One of my favorite parts was seeing a partially excavated section. You could see a hole and then some ruins that were right below the surface level. I think Haley was ready to take a shovel to our backyard after seeing this. The iguanas liked this section too. Luis called them “Mayan Chicken”. We laughed. He asked if we had ever tasted iguana and we said no and he said “Are you suuuuure? Have you ever had chicken tacos?”. Yeah, okay. Haley is now a vegetarian.
So after our tour we wandered around a bit more, got some refreshments and I bought the girls a few books in the bookstore. Zoe’s interest was piqued at the Mayan calendar and me, being a time and date kind of gal, agreed with her. Haley bought a book on Mayan legends and myths and Zoe and I agreed to share the calendar book. I was reminded of a cross country trip my father took me on when I was 11 where we had an unlimited budget for books. We can’t quite allow that with our one-suitcase policy, but our Amazon Kindle budget is equally unlimited.

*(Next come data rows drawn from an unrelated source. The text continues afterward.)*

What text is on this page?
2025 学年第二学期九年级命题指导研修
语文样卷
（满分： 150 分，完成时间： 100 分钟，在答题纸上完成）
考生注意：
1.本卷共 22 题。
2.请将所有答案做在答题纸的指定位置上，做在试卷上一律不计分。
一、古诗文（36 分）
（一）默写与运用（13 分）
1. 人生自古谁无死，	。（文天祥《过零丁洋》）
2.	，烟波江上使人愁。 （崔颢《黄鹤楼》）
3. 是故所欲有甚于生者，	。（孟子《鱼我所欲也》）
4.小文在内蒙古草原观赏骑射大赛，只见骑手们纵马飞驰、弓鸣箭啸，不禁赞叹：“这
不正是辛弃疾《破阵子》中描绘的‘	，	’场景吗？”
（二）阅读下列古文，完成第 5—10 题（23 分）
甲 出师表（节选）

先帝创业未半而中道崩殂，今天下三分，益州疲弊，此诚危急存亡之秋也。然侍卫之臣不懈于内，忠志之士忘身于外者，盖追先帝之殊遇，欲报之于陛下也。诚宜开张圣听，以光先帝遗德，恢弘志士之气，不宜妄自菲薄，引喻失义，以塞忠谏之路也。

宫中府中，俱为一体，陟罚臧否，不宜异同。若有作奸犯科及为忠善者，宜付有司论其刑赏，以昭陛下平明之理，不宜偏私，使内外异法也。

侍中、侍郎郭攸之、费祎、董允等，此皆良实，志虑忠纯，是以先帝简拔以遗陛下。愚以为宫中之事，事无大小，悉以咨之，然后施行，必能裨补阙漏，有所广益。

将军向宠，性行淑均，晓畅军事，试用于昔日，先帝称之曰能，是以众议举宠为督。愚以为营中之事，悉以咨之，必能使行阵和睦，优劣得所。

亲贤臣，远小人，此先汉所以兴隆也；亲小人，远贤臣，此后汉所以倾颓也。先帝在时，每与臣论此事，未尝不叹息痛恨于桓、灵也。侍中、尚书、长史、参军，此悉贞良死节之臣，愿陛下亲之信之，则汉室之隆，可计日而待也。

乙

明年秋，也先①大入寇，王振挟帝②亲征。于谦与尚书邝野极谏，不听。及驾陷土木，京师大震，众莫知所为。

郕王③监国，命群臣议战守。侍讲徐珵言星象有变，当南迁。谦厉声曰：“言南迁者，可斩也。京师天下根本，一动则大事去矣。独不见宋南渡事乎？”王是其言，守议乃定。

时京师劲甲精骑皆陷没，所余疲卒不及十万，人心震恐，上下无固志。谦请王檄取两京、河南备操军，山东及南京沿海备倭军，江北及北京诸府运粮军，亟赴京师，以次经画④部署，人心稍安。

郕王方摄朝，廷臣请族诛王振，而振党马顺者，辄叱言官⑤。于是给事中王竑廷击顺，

Now that we’ve been to 2 different Mayan ruins it’s hard to know which one we like better. Coba was more interactive because we got to climb the “pyramid” and we felt like we could explore a little better in the Mayan Taxi, but Chichen Itza has the “WOW” factor and is much more excavated, even at only 8%. I noticed that there were not a lot of kids Zoe’s age at Chichen Itza so maybe Coba is better for younger kids.
We couldn’t possibly manage to cook dinner after being on an outing in the sun all day so we stopped at our favorite burger place on the way home and enjoyed a lovely dinner that involved no cooking and no dishes. We snuck in a little down time when we got home and then everyone was off to bed early. And a good time was had by
all Dan, Allison, Haley and Nanna. #betterlucknexttimeZoe
Sounds like a great day! I hadn’t realized only 8% was excavated as well, the place must be monstrous. I’m thinking more and more we need to put Mexico on our list.